According to “Neighborhood Crime Watch,” an article written by Bryant University, cell phones help keep crime down by allowing those in the Watch Group to communicate about potential threats and problems in the area. That sounds responsible and sane, but what if that technology was to fall into the wrong hands? Newer technologies will likely lead to even more preventative measures being taken in the crime-fighting arena, and thanks to key stroke tracking, there is no doubt that we are already allowing this monitoring. (John P. Mello Jr.) Are we the wrong hands?
     We certainly are holding the balance of our own humanity like water with our fingers. We are not robots yet, but we might want to be, especially when the device is offered at an efficient cost, and would be helpful to our recovering economy. “Cell phones are becoming an integral part of today’s business world.” (Bryant University) This was written a few years ago, but it is as true today as it was then that to be successful you need the best technology available. To afford this, you need a job, or to own a business already. Thankfully, new technology always wins; it always gets cheaper, and always expands to newer markets. As these devices get more complicated and cheaper, more people will use them, in business and in personal life.
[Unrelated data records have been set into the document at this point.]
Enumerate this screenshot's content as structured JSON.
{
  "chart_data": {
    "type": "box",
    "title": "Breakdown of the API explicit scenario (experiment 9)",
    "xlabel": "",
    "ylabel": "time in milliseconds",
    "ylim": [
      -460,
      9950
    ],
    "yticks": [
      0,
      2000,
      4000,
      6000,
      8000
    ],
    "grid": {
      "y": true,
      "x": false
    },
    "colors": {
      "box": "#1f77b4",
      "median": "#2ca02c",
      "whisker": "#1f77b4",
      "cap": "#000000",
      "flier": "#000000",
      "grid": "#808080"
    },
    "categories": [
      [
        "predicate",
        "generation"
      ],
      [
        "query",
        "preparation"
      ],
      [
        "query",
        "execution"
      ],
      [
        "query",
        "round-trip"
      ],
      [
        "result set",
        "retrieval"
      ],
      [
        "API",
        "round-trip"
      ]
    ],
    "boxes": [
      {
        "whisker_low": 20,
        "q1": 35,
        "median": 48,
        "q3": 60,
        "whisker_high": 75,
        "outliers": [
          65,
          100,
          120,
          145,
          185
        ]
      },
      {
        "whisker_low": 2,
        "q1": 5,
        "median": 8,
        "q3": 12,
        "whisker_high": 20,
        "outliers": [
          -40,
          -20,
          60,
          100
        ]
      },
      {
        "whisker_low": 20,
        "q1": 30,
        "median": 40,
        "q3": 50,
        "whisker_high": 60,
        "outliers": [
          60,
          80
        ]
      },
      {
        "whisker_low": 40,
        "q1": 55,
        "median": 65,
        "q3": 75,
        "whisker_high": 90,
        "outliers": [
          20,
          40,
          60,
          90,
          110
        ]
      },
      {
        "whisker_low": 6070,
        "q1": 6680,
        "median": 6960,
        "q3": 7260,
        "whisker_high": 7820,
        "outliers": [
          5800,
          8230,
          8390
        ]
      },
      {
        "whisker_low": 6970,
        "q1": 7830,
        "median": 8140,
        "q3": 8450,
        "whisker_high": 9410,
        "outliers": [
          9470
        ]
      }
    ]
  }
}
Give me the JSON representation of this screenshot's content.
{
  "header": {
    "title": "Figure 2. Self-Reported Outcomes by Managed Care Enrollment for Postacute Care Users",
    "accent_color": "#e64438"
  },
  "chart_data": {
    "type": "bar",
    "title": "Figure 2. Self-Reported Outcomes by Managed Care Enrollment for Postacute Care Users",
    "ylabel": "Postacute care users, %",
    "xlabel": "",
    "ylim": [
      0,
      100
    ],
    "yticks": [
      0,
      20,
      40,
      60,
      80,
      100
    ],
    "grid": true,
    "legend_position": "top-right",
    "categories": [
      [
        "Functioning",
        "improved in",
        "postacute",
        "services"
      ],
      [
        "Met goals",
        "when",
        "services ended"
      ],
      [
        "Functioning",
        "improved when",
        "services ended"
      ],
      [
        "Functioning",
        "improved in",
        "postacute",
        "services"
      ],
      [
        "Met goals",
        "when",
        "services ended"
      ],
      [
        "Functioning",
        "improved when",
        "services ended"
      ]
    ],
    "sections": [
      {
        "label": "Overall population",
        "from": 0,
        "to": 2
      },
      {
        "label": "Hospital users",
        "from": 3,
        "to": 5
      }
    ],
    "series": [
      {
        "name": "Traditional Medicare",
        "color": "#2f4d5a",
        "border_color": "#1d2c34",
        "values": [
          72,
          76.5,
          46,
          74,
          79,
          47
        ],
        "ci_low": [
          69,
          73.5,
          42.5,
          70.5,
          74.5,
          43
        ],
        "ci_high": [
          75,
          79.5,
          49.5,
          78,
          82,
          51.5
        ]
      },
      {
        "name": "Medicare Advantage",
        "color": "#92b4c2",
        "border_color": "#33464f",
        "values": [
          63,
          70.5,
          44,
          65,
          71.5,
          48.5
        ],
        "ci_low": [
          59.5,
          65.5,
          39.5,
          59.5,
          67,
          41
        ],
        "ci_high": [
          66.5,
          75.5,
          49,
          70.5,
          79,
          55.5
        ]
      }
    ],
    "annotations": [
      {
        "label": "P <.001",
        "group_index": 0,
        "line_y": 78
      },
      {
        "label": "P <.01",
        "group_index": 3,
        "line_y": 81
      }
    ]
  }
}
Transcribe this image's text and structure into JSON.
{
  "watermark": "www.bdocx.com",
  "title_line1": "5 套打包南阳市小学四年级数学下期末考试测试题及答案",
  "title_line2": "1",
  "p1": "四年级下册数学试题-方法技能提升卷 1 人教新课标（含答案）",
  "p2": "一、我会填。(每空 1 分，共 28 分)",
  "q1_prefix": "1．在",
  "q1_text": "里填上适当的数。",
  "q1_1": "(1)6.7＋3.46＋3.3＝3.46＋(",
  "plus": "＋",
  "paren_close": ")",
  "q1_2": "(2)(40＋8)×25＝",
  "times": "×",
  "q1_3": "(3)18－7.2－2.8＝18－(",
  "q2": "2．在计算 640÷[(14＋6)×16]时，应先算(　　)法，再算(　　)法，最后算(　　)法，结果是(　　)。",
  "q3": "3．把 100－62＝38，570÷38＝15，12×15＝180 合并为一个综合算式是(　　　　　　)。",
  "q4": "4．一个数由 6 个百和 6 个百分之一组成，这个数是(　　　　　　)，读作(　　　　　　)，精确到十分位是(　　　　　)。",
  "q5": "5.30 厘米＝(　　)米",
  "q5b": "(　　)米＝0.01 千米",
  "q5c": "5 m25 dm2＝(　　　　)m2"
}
     How will our future cell phones affect our future behavior?  Where we once spoke to someone, we called them, and now we text incessantly. These days, even overhearing conversations is becoming a thing of the past. What will we lose next? We have the freedom in America to cause trouble, to be offensive, to ask the very questions those in power fear most to answer. I think we might want to begin asking the right questions, before asking questions is declared a criminal nuisance, before keystrokes of dissent are traced, tracked, and published to prevent “terror”…and besides, I enjoy knowing my neighbors, knowing about them, if not every detail of their lives. With the economy in shambles and our political processes in full breakdown mode, will we find communication broken down entirely thanks to the technology we use to communicate? That would be ironic.
While the idea that trouble and drama will find man unbidden is no profound thought, I am worried about the loss of not just the face to face contact humans need, but also the atmospheric hullaballoo I had just gotten used to. I miss it. History says it will be easier for us to find trouble (even easier for trouble to find us) the further away we get from the intended use of a product (remember asking for the operator and having to provide an exchange?). Will calling for help when you find yourself in trouble still be easy? That was, after all, the initial purpose, right?


Works Cited
“Neighborhood Crime Watch.” Bryant University. Web. 5 December 2011.
John P. Mello Jr. “Carrier IQ’s Cell Phone Snooping Overstated.” PC World. 5 December 2011.
“Cell Phones and Business.” Web. 5 December 2011.